Signature d’une convention de partenariat entre le Défenseur des droits et le Secrétariat d’état chargé de l’égalité entre les femmes et les hommes

Le Défenseur des droits, Jacques Toubon, et la Secrétaire d'Etat chargée de l'égalité entre les femmes et les hommes, Marlène Schiappa, signent une convention de partenariat jeudi 27 juillet afin de renforcer leur collaboration en faveur de la lutte contre les discriminations envers les femmes ; discriminations qui restent très fréquentes.

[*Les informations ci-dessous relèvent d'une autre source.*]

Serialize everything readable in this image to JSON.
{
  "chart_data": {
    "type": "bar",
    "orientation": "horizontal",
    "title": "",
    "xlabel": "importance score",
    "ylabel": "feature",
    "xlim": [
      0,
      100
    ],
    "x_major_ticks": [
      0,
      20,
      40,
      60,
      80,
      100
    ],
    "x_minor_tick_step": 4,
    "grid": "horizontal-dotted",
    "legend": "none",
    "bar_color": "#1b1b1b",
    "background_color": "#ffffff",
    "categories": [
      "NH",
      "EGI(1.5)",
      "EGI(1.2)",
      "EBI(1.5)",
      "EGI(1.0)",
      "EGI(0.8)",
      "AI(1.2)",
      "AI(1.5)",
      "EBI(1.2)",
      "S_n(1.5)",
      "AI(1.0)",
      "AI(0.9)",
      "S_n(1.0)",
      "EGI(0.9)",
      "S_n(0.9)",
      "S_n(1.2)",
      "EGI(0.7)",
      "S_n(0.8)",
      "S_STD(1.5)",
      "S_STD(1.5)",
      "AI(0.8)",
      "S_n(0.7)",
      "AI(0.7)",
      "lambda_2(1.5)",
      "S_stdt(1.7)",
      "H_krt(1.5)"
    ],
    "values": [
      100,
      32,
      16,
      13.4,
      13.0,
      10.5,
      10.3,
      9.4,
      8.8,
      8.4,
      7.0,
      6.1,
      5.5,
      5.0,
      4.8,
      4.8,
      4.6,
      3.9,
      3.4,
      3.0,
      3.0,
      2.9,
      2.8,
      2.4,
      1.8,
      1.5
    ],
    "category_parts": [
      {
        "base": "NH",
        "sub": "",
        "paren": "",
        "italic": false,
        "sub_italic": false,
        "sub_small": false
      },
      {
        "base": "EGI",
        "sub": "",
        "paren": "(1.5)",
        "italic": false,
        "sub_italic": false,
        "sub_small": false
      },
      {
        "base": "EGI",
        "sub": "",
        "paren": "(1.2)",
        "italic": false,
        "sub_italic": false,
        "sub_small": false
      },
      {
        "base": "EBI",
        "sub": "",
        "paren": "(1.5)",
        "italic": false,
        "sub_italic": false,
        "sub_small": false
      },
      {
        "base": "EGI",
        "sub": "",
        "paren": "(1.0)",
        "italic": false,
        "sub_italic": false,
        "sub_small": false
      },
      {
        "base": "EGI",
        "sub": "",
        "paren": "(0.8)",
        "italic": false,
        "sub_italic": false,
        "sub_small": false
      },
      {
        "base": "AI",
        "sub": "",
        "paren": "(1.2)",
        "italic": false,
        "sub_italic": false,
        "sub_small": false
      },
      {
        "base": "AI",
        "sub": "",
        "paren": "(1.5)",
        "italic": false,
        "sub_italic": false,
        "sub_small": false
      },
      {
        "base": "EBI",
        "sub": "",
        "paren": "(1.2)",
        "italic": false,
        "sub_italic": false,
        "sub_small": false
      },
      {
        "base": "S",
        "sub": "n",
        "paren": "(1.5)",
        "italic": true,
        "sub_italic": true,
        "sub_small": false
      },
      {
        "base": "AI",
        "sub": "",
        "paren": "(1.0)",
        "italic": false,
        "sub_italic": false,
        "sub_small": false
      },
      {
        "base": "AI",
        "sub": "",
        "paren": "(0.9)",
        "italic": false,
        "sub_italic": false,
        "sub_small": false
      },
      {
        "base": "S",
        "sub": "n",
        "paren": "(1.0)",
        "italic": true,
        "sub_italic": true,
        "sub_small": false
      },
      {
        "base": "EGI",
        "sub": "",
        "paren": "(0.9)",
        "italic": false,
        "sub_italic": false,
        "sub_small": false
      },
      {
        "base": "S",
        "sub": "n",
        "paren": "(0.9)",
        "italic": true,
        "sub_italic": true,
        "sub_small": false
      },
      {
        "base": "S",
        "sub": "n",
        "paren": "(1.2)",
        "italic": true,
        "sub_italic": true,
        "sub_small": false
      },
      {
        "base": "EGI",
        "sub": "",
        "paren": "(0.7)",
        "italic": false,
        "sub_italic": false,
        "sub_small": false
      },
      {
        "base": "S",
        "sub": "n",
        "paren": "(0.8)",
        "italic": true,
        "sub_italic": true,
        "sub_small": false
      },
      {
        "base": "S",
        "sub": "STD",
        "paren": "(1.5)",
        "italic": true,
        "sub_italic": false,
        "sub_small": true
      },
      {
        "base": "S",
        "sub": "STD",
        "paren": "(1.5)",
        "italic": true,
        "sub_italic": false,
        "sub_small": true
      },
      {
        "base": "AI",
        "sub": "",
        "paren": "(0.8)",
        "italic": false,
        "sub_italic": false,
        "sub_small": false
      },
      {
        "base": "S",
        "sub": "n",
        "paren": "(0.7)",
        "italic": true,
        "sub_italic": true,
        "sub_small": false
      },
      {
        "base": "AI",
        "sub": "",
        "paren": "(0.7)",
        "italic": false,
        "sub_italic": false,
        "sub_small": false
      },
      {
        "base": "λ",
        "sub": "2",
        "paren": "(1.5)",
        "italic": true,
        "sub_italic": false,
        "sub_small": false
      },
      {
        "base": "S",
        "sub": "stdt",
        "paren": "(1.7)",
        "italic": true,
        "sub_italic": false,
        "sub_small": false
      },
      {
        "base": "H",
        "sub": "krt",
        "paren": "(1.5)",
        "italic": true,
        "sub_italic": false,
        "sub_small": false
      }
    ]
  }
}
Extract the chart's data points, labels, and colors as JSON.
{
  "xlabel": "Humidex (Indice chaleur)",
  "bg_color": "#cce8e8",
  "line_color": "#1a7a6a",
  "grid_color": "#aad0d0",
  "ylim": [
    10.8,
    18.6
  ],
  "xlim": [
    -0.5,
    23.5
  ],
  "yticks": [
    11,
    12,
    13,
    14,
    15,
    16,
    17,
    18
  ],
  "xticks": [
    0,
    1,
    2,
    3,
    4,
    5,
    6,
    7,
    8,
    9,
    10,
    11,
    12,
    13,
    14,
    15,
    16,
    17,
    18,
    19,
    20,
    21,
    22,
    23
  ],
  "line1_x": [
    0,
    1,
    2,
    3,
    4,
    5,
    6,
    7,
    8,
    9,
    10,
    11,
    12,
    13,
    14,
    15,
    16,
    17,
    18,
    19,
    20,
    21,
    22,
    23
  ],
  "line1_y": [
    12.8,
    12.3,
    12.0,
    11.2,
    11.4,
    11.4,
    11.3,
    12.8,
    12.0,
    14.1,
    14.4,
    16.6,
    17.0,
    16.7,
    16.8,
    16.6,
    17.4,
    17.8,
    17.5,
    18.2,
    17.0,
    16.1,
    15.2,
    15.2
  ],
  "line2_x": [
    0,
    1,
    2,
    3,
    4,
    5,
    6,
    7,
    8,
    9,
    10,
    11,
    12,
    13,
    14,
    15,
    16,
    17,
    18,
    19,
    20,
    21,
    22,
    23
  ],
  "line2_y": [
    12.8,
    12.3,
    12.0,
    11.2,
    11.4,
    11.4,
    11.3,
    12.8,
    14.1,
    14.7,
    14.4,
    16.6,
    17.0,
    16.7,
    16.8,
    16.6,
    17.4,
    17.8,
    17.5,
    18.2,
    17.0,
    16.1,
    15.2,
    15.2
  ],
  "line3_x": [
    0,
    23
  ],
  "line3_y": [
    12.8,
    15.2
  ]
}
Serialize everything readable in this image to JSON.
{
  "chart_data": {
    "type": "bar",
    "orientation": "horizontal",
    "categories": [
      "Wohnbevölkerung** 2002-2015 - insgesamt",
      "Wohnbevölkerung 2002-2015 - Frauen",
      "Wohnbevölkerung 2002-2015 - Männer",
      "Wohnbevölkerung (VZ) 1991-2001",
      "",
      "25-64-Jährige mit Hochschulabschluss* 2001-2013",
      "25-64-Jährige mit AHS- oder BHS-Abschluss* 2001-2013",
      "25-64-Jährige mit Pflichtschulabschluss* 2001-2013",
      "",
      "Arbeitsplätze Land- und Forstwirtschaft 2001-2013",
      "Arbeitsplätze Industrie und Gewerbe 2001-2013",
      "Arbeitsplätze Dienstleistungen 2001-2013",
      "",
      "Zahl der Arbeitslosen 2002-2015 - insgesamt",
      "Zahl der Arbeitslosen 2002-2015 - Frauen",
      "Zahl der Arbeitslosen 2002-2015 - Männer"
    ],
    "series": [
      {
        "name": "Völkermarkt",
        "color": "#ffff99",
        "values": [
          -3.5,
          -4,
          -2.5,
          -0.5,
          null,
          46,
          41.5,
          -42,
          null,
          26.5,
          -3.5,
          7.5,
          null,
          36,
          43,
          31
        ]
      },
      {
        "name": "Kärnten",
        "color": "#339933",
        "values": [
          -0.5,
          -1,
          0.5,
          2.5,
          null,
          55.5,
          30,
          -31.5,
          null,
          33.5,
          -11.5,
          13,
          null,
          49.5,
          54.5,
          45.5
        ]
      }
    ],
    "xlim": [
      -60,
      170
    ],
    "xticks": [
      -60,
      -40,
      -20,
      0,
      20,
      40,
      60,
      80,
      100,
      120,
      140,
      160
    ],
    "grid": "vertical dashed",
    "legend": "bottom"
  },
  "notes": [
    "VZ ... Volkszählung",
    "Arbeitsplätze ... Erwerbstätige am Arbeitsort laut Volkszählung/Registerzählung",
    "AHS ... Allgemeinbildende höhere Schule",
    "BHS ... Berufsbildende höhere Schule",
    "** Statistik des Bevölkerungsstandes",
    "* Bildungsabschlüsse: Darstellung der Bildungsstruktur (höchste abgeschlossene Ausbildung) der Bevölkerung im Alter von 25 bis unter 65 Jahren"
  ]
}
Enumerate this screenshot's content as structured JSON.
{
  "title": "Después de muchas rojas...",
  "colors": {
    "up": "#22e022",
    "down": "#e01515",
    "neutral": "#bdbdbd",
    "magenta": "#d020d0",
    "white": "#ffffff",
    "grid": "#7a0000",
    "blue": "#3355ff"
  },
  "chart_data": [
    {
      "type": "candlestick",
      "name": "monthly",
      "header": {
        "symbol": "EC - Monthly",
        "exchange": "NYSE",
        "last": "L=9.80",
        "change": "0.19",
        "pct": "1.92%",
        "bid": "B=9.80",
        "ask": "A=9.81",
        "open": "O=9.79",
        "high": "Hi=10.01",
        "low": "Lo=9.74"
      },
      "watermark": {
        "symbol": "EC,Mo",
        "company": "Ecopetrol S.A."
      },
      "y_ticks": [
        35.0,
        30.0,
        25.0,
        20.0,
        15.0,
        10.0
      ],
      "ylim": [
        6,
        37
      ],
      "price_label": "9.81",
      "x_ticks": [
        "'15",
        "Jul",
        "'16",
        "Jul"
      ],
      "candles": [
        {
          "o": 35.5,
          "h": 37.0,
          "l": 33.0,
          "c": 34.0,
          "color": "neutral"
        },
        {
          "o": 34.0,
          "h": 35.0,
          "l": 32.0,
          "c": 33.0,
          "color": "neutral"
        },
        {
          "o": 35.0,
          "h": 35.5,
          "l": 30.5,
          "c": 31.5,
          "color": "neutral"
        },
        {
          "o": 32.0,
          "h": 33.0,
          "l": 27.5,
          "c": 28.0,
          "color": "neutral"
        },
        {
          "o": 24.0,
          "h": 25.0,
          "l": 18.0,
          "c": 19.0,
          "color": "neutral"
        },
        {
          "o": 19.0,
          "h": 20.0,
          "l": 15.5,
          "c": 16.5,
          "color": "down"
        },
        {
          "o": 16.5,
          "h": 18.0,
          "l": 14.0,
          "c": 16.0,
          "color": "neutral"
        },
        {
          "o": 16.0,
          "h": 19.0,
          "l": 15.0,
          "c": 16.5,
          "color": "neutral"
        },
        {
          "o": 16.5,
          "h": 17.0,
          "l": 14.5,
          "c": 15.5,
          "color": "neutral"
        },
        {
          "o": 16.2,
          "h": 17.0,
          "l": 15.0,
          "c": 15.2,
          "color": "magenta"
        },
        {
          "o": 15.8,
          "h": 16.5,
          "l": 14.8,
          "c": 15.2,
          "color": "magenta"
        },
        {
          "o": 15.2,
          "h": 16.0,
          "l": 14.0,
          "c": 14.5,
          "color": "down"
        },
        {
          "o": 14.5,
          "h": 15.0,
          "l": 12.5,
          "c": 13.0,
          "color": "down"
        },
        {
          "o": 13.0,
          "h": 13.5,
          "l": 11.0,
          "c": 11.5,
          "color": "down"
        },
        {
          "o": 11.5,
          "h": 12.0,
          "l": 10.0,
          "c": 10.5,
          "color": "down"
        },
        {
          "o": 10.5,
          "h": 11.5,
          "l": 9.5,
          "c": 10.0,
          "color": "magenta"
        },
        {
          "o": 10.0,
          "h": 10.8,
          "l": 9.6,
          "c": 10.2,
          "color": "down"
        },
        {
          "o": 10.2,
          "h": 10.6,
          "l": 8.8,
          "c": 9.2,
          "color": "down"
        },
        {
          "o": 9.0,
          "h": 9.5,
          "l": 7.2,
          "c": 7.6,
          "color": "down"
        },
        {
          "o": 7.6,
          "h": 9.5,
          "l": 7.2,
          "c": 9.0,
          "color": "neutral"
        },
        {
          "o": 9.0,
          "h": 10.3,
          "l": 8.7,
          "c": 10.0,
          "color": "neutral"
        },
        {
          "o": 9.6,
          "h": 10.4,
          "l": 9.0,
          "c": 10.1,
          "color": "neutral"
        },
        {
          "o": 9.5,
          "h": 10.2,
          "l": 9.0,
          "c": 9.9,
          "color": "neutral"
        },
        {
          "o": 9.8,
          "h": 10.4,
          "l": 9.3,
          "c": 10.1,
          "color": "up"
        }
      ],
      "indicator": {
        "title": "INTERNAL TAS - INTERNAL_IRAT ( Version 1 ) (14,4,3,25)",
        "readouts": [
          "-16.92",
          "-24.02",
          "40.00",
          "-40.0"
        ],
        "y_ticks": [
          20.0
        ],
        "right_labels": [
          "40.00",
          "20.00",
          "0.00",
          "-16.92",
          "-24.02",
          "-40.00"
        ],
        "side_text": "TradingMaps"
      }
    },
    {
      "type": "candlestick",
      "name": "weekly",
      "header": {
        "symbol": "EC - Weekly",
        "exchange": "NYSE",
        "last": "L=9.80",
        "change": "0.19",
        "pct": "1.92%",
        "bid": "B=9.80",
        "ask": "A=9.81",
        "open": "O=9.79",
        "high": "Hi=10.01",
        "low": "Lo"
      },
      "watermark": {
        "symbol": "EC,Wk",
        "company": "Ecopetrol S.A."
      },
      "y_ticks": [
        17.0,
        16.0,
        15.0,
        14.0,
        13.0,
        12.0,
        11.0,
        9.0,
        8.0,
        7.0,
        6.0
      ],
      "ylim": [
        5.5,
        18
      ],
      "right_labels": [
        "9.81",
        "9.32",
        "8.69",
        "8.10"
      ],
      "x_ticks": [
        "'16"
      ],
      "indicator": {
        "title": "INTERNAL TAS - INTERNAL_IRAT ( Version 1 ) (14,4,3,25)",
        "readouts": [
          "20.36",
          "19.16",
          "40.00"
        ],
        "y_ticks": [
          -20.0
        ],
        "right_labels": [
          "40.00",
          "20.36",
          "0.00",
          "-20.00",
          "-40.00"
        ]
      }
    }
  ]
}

En 2014, dans une enquête du Défenseur des droits, 1 femme sur 5 déclarait avoir été victime de harcèlement sexuel au travail. En 2016, 41% des femmes interrogées lors de l'enquête « Accès aux droits » du Défenseur des droits, disent avoir fait l'objet d'une discrimination dans leur recherche d'emploi ou dans le déroulement de leur carrière au cours des 5 dernières années. De plus, il ressort de cette dernière enquête qu'un écart très important existe entre la réalité des discriminations et la faiblesse des démarches entreprises par les femmes pour faire valoir leurs droits.

Cette convention a, donc, pour objectif de :

  • contribuer et de pérenniser la lutte contre les discriminations liées au genre, dont le harcèlement sexuel et les agissements sexistes ;
  • mieux faire connaître aux femmes leurs droits, notamment en matière de discriminations et les aider à les faire valoir ;
  • favoriser une approche coordonnée des actions à mener.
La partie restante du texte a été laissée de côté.